Pour les patients à qui on a diagnostiqué un hypogonadisme tardif, il n’existe actuellement pas assez d’études pour savoir si le traitement avec de la testostérone est sûr et efficace au long terme. Bien qu’il existe des études à court terme qui indiquent qu’il peut être bénéfique pour ces patients sur une courte période, des essais cliniques portant sur le long terme sont nécessaires. Ceux-ci devront impliquer le suivi d’un grand nombre de patients, pour évaluer l’impact à long terme du traitement à la testostérone chez les patients présentant un hypogonadisme à début tardif. Les points qui nécessitent une attention particulière sont l’évaluation des effets du traitement sur la probabilité de développer une maladie cardiovasculaire, un cancer de la prostate et une polycythémie secondaire (un état où trop de globules rouges sont présents dans le sang).

Y a-t-il des effets secondaires à ce traitement ?

Il peut y avoir de légers effets secondaires selon la forme utilisée : les formes injectables peuvent causer des douleurs et des ecchymoses au niveau du site de l’injection; le gel peut provoquer une irritation de la peau; et les comprimés peuvent provoquer une irritation des gencives.

Le traitement par la testostérone peut provoquer une augmentation des globules rouges (connue sous le nom de polycythémie), ce qui augmente le risque de thrombose. Des analyses sanguines régulières doivent être effectuées durant le traitement pour déceler une éventuelle augmentation du nombre de globules rouges. L’élargissement de la prostate est un autre effet secondaire grave qui devrait être surveillé. L’examen de la prostate et un test sanguin ciblant la PSA doivent être effectués tous les trois mois durant la première année, puis une fois par an chez les hommes de plus de 40 ans dès le début du traitement. Si les patients s’inquiètent de ces possibles effets secondaires, ils doivent en discuter avec leur médecin traitant.

Quelles sont les répercussions au long terme de l’hypogonadisme masculin ?

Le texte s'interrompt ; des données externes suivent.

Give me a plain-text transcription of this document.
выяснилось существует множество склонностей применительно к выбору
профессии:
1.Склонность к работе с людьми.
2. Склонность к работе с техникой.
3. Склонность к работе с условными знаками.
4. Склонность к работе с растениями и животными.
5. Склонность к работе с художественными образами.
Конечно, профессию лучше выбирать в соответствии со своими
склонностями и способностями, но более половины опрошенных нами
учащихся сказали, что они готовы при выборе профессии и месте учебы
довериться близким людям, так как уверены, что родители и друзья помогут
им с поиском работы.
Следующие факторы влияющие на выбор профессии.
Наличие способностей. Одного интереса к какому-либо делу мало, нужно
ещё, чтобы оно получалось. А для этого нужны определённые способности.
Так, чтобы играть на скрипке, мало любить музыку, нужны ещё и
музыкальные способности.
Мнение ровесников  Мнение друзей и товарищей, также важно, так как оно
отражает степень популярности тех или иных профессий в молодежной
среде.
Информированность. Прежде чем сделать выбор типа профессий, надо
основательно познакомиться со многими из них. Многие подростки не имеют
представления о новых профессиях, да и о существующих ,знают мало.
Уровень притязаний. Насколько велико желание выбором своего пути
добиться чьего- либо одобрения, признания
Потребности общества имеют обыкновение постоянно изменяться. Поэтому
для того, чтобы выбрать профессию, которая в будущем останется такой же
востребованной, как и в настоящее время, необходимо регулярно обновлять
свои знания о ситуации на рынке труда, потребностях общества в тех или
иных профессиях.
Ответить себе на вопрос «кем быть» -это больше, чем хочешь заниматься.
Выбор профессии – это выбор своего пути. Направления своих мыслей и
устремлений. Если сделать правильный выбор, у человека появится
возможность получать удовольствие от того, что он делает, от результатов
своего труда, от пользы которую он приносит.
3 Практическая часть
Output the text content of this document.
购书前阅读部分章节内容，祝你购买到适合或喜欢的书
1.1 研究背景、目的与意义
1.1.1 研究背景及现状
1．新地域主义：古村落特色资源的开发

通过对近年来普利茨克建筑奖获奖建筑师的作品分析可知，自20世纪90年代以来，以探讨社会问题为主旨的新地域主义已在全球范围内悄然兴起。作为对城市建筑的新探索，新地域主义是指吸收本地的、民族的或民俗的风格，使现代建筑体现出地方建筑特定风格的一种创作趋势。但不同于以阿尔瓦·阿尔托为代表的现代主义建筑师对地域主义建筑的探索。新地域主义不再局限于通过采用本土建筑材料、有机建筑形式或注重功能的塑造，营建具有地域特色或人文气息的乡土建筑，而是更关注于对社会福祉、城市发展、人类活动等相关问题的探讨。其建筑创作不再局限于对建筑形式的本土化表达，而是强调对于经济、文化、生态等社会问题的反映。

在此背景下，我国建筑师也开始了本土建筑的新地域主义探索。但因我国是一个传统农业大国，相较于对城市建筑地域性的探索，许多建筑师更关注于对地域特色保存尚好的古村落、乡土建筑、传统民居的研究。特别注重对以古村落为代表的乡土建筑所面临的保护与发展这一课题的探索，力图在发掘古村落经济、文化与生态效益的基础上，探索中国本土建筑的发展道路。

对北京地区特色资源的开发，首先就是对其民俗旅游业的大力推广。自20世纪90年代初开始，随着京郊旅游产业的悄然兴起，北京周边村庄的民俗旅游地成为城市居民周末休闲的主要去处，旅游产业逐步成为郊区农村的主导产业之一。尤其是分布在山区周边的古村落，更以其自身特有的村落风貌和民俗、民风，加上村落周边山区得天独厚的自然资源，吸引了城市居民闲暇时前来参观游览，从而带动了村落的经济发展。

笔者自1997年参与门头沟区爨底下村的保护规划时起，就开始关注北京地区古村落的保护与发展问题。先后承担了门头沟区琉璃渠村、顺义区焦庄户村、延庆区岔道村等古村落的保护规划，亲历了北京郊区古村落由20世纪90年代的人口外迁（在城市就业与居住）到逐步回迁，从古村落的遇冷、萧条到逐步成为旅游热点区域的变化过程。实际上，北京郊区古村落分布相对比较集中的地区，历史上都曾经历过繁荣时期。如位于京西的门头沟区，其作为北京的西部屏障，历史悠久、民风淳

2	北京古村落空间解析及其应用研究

Les symptômes de l’hypogonadisme masculin, tels que le manque de libido, les érections insuffisantes et l’infertilité, peuvent entraîner une faible estime de soi et engendrer une dépression. Un accompagnement psychologique est conseillé pour aider à faire face à ces effets secondaires; les patients doivent parler à leur médecin pour plus d’informations. Les patients constatent généralement une amélioration de leur libido et de leur estime de soi après un traitement substitutif.

Il a été démontré que l’hypogonadisme masculin augmente le risque de développer une maladie cardiaque (le faible taux de testostérone peut entraîner une augmentation du taux de cholestérol). Des études ont montré que les taux de testostérone peuvent être plus faibles chez les hommes atteints de diabète de type 2 et chez les hommes en surpoids. Ainsi, faire plus d’exercice physique et perdre du poids peut augmenter le taux de testostérone chez les hommes atteints de diabète.

Les niveaux de testostérone chez les hommes diminuent naturellement à mesure qu’ils vieillissent. Dans les médias, on parle parfois de ménopause masculine (andropause). Les faibles niveaux de testostérone peuvent également causer des difficultés de concentration, la perte de mémoire et des troubles du sommeil. Les recherches actuelles suggèrent que ces effets ne sont observés que chez une minorité d’hommes âgés. Cependant, de nombreuses recherches en cours visent à en savoir plus sur les effets de la testostérone chez les hommes âgés et sur les éventuels bénéfices d’une thérapie de substitution de la testostérone.